Problem Solving #101= Craft a plan, put it into action and share the results.
Oh great. Lets have a “Virtual Community Update Meeting”.
Take them off the streets. Get them the help they need…….but they cannot sleep on our streets.
The more comfortable cities make it to be homeless, the more people become homeless.
Whatever they are doing it seems that it’s not working. The problem is only getting worse. Time for new ideas.
The last two years of COVID have been a huge challenge to have actual personal out reach to our local homeless population. But I think we need to think about what “success” will look like; providing housing for those who will accept it does not necessarily mean the West Hollywood will ever free of homeless until we have regional leadership rather than the well meaning but haphazard approach by different jurisdictions. Most people I know want the City to deal affirmatively with our homeless in a compassionate manner and act pro-actively to keep WeHo residents in their homes.
Success was possible before needing to use the pandemic as an excuse. There were relatively few individuals which for all practical purposes could have been properly treated and reoriented into society. The problem has become exponentially greater for the individuals and the community to deal with. There are stages and issues requiring treatment and adjustment before moving them into housing. If untreated, they bring their problems and issues with them and the housing will likely revert to slum locations. Please be realistic.

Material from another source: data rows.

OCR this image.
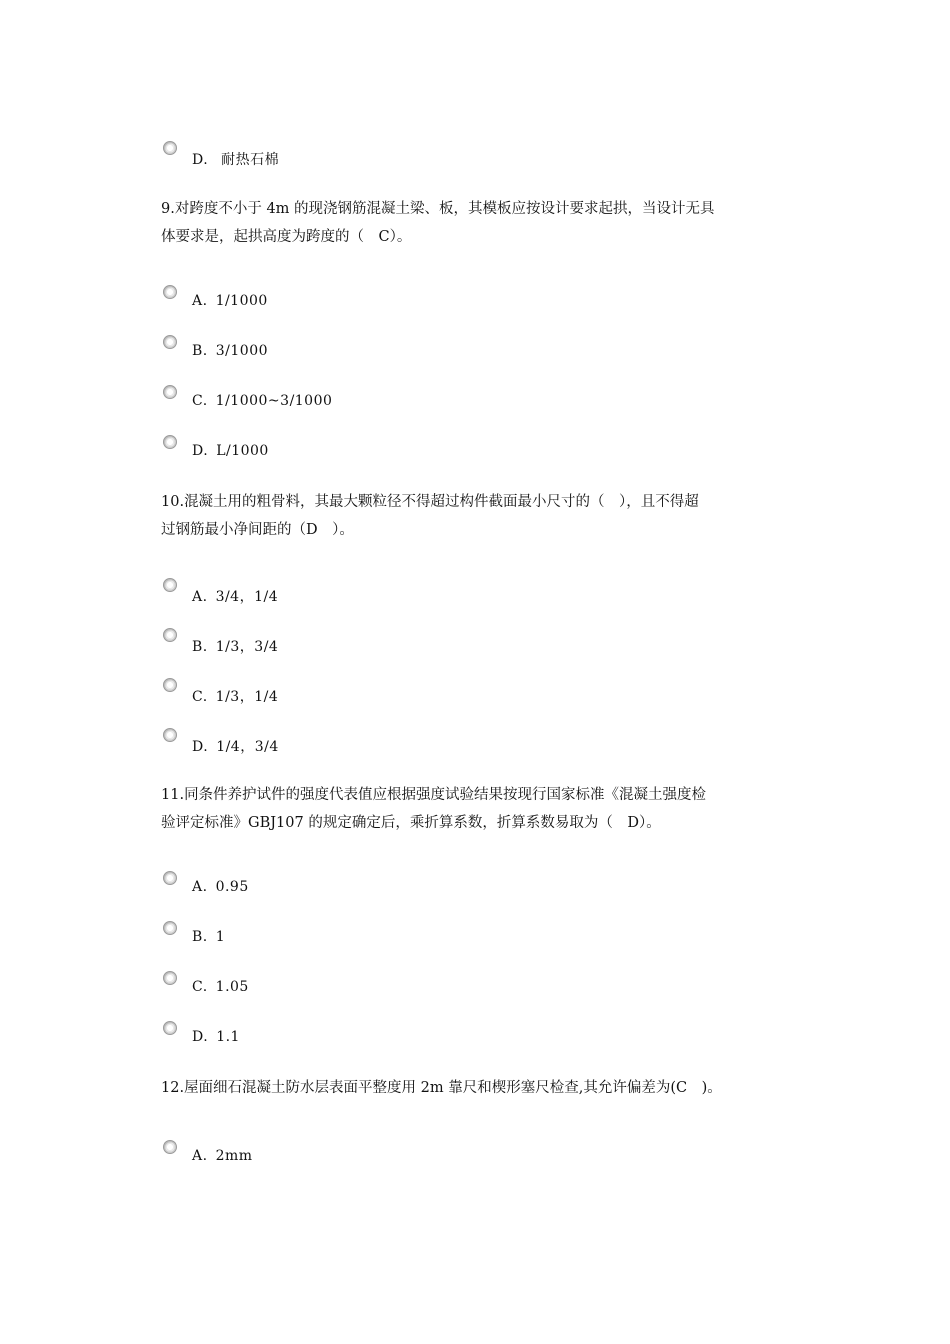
D. 耐热石棉
9.对跨度不小于 4m 的现浇钢筋混凝土梁、板，其模板应按设计要求起拱，当设计无具
体要求是，起拱高度为跨度的（　C）。
A. 1/1000
B. 3/1000
C. 1/1000~3/1000
D. L/1000
10.混凝土用的粗骨料，其最大颗粒径不得超过构件截面最小尺寸的（　），且不得超
过钢筋最小净间距的（D　）。
A. 3/4，1/4
B. 1/3，3/4
C. 1/3，1/4
D. 1/4，3/4
11.同条件养护试件的强度代表值应根据强度试验结果按现行国家标准《混凝土强度检
验评定标准》GBJ107 的规定确定后，乘折算系数，折算系数易取为（　D）。
A. 0.95
B. 1
C. 1.05
D. 1.1
12.屋面细石混凝土防水层表面平整度用 2m 靠尺和楔形塞尺检查,其允许偏差为(C　)。
A. 2mm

We’ve have been and are compassionate. What we are is..no longer patient. The vast majority of homeless are mentally ill or addicts of some sort. Fight to CHANGE THE LAWS to have these individuals placed into an facility where they can get the help they desperately need. Leaving them to wander neighborhood streets is not doing them any good and it’s not doing society any good.
I agree with you and the prior commentor; but West Hollywood alone can’t institutionalize homeless people. We need to figure out how to make the community safe while still providing for those that we can help. We just can’t kick them across Doheny because Beverly Hills will kick them right back.
Time to hold the Planning Director accountable for illegal zoning restrictions that prevent the siting of an emergency shelter. #NO MORE KEHO N WEHO!